Me and my wife recently chatted at length about our diminished pleasure in
games and concluded that we are gonna buy a PS4 Pro and a very comfy couch and
probably won't touch a multiplayer game more than a few times a year. It's
just how it is. She gets a lot of calming influence from just trying to figure
out the next Lara Croft puzzle or a movement sequence so the character cat get
somewhere important. And watching her play sometimes, I get the same vibes.

That, and some casual and non-engaging games like Smash Bros. You can just hop
in, play a bit, get out. Which brings me to my last point...

\---------- 6\. Games try very hard to pull you in, addict you and make you
feel like they are your life.

There are plenty of gullible human beings that fall for that and they are
probably the reason why many modern games even survive.

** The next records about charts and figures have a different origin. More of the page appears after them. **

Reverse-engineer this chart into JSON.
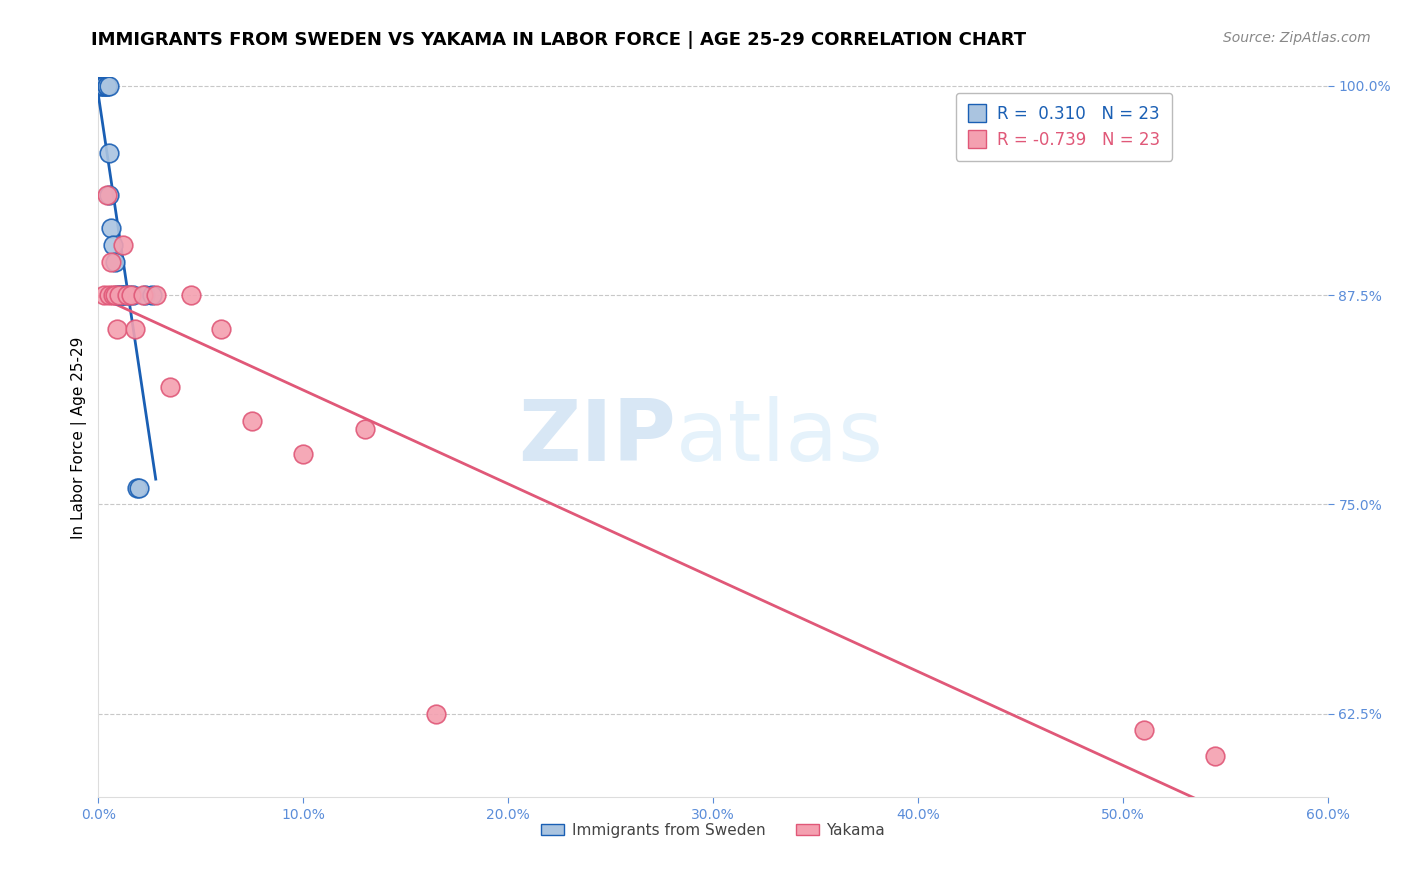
{
  "title": "IMMIGRANTS FROM SWEDEN VS YAKAMA IN LABOR FORCE | AGE 25-29 CORRELATION CHART",
  "source_text": "Source: ZipAtlas.com",
  "ylabel": "In Labor Force | Age 25-29",
  "watermark_zip": "ZIP",
  "watermark_atlas": "atlas",
  "xlim": [
    0.0,
    0.6
  ],
  "ylim": [
    0.575,
    1.005
  ],
  "yticks": [
    0.625,
    0.75,
    0.875,
    1.0
  ],
  "ytick_labels": [
    "62.5%",
    "75.0%",
    "87.5%",
    "100.0%"
  ],
  "xticks": [
    0.0,
    0.1,
    0.2,
    0.3,
    0.4,
    0.5,
    0.6
  ],
  "xtick_labels": [
    "0.0%",
    "10.0%",
    "20.0%",
    "30.0%",
    "40.0%",
    "50.0%",
    "60.0%"
  ],
  "sweden_x": [
    0.001,
    0.002,
    0.003,
    0.003,
    0.004,
    0.004,
    0.005,
    0.005,
    0.005,
    0.006,
    0.007,
    0.008,
    0.009,
    0.01,
    0.011,
    0.012,
    0.013,
    0.015,
    0.017,
    0.019,
    0.02,
    0.023,
    0.026
  ],
  "sweden_y": [
    1.0,
    1.0,
    1.0,
    1.0,
    1.0,
    1.0,
    1.0,
    0.96,
    0.935,
    0.915,
    0.905,
    0.895,
    0.875,
    0.875,
    0.875,
    0.875,
    0.875,
    0.875,
    0.875,
    0.76,
    0.76,
    0.875,
    0.875
  ],
  "yakama_x": [
    0.003,
    0.004,
    0.005,
    0.006,
    0.007,
    0.008,
    0.009,
    0.01,
    0.012,
    0.014,
    0.016,
    0.018,
    0.022,
    0.028,
    0.035,
    0.045,
    0.06,
    0.075,
    0.1,
    0.13,
    0.165,
    0.51,
    0.545
  ],
  "yakama_y": [
    0.875,
    0.935,
    0.875,
    0.895,
    0.875,
    0.875,
    0.855,
    0.875,
    0.905,
    0.875,
    0.875,
    0.855,
    0.875,
    0.875,
    0.82,
    0.875,
    0.855,
    0.8,
    0.78,
    0.795,
    0.625,
    0.615,
    0.6
  ],
  "sweden_R": "0.310",
  "sweden_N": "23",
  "yakama_R": "-0.739",
  "yakama_N": "23",
  "sweden_color": "#aac4e0",
  "yakama_color": "#f4a0b0",
  "sweden_line_color": "#1a5fb4",
  "yakama_line_color": "#e05878",
  "axis_color": "#5b8dd9",
  "grid_color": "#c8c8c8",
  "title_fontsize": 13,
  "axis_label_fontsize": 11,
  "tick_label_fontsize": 10,
  "legend_fontsize": 12,
  "source_fontsize": 10
}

As an "older" gamer I miss the experience of starting a game, typing a
nickname somewhere, joining a server, playing for how much you want, and then
getting out. No central servers, no character progression, no worries that
somebody paid their way to them dominating you.

Games like Half Life, Quake 2 and 3, Re-Volt and Star Wars Episode 1 Racer
(two of the best racing games I ever played!), and the fighting games like
Mortal Kombat were perfect for this. They had a compelling gameplay but didn't
try to tie you to anything. If you wanted to play, you came back. There were
no psychological tactics to make you come back for more. They already sold you
the game -- whether you are gonna play 1 hour in total or waste your life in
it doesn't bother them.

\----------

I believe for many mature games this is the strongest factor. Stop trying to
make us believe your game is our life. Make a good game. Make paying only for
cosmetics or minor quality-of-life improvements. Put in good net code.

Gamers will come. You won't have to do absurd marketing campaigns all over
YouTube. People will come to you by word of mouth if your game is not scummy.

But IMO gaming will have to almost die until it gets back to what made it
popular and awesome in the first place.